Jeanne partit au galop vers ses sœurettes.
V
CES paroles « le petit est perdu » poursuivaient Jeanne, ne la lâchaient pas.
— Comment est-il, ce petit ? — pensait-elle. Peut-être est-ce un bébé ? Peut-être a‑t-il l’âge de Bernard ou de François ?
— Qu’est-ce que cela veut dire, « perdu » ?
Une maison où habite un perdu !
Maman dit qu’il faut toujours conserver l’espérance.
Pourtant ces femmes n’avaient plus d’espoir. Elles disaient « perdu » comme si elles descendaient quelqu’un dans un trou noir.
Jeanne tourna autour de sa mère, cherchant à lui glisser un mot.
— Qu’en penserait-elle ?
— Comment sauver ce perdu ? Comment le trouver ?
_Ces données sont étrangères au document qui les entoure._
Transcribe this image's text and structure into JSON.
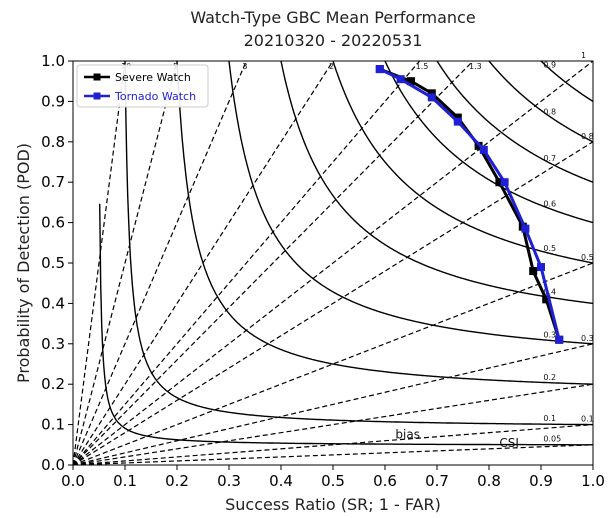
{
  "chart_data": {
    "type": "line",
    "title": "Watch-Type GBC Mean Performance",
    "subtitle": "20210320 - 20220531",
    "xlabel": "Success Ratio (SR; 1 - FAR)",
    "ylabel": "Probability of Detection (POD)",
    "xlim": [
      0,
      1
    ],
    "ylim": [
      0,
      1
    ],
    "x_ticks": [
      "0.0",
      "0.1",
      "0.2",
      "0.3",
      "0.4",
      "0.5",
      "0.6",
      "0.7",
      "0.8",
      "0.9",
      "1.0"
    ],
    "y_ticks": [
      "0.0",
      "0.1",
      "0.2",
      "0.3",
      "0.4",
      "0.5",
      "0.6",
      "0.7",
      "0.8",
      "0.9",
      "1.0"
    ],
    "grid": false,
    "legend_position": "top-left",
    "series": [
      {
        "name": "Severe Watch",
        "color": "#000000",
        "marker": "square",
        "points": [
          [
            0.59,
            0.98
          ],
          [
            0.65,
            0.95
          ],
          [
            0.69,
            0.92
          ],
          [
            0.74,
            0.86
          ],
          [
            0.78,
            0.79
          ],
          [
            0.82,
            0.7
          ],
          [
            0.865,
            0.59
          ],
          [
            0.885,
            0.48
          ],
          [
            0.91,
            0.41
          ],
          [
            0.935,
            0.31
          ]
        ]
      },
      {
        "name": "Tornado Watch",
        "color": "#1f1fd6",
        "marker": "square",
        "points": [
          [
            0.59,
            0.98
          ],
          [
            0.63,
            0.955
          ],
          [
            0.69,
            0.91
          ],
          [
            0.74,
            0.85
          ],
          [
            0.79,
            0.78
          ],
          [
            0.83,
            0.7
          ],
          [
            0.87,
            0.585
          ],
          [
            0.9,
            0.49
          ],
          [
            0.935,
            0.31
          ]
        ]
      }
    ],
    "bias_lines": [
      0.05,
      0.1,
      0.2,
      0.3,
      0.5,
      0.8,
      1,
      1.3,
      1.5,
      2,
      3,
      5,
      10
    ],
    "bias_labels": [
      {
        "text": "10",
        "value": 10
      },
      {
        "text": "5",
        "value": 5
      },
      {
        "text": "3",
        "value": 3
      },
      {
        "text": "2",
        "value": 2
      },
      {
        "text": "1.5",
        "value": 1.5
      },
      {
        "text": "1.3",
        "value": 1.3
      },
      {
        "text": "1",
        "value": 1
      },
      {
        "text": "0.8",
        "value": 0.8
      },
      {
        "text": "0.5",
        "value": 0.5
      },
      {
        "text": "0.3",
        "value": 0.3
      },
      {
        "text": "0.1",
        "value": 0.1
      }
    ],
    "csi_levels": [
      0.05,
      0.1,
      0.2,
      0.3,
      0.4,
      0.5,
      0.6,
      0.7,
      0.8,
      0.9
    ],
    "csi_labels": [
      {
        "text": "0.9",
        "value": 0.9
      },
      {
        "text": "0.8",
        "value": 0.8
      },
      {
        "text": "0.7",
        "value": 0.7
      },
      {
        "text": "0.6",
        "value": 0.6
      },
      {
        "text": "0.5",
        "value": 0.5
      },
      {
        "text": "0.4",
        "value": 0.4
      },
      {
        "text": "0.3",
        "value": 0.3
      },
      {
        "text": "0.2",
        "value": 0.2
      },
      {
        "text": "0.1",
        "value": 0.1
      },
      {
        "text": "0.05",
        "value": 0.05
      }
    ],
    "annotations": {
      "bias": "bias",
      "csi": "CSI"
    }
  }
}
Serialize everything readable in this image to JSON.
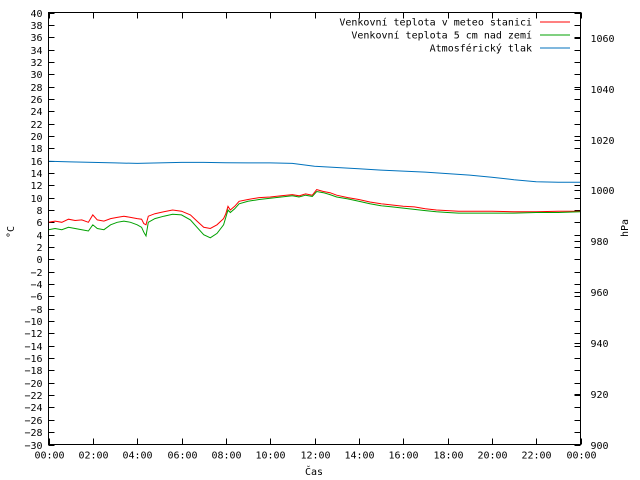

Pendant ce temps la maison changeait d’aspect, touchée par une baguette de fée. Restaurée et apprêtée pour recevoir les nouveaux hôtes, elle se transformait de maison vide en maison habitée.
Il était à peine dix heures du matin et bien que les enfants rôdassent à travers la maison rencontrant toujours de nouvelles portes, on y habitait déjà : c’était leur maison, leur nouvelle demeure.
Jeanne comprit qu’elle ne pourrait avoir de conversation avec maman tant qu’elle n’aurait pas payé les uns et donné des ordres aux autres.
Elle se mit à l’aider comme elle put, toujours avec le sentiment que quelqu’un l’appelait, quelqu’un qui était perdu.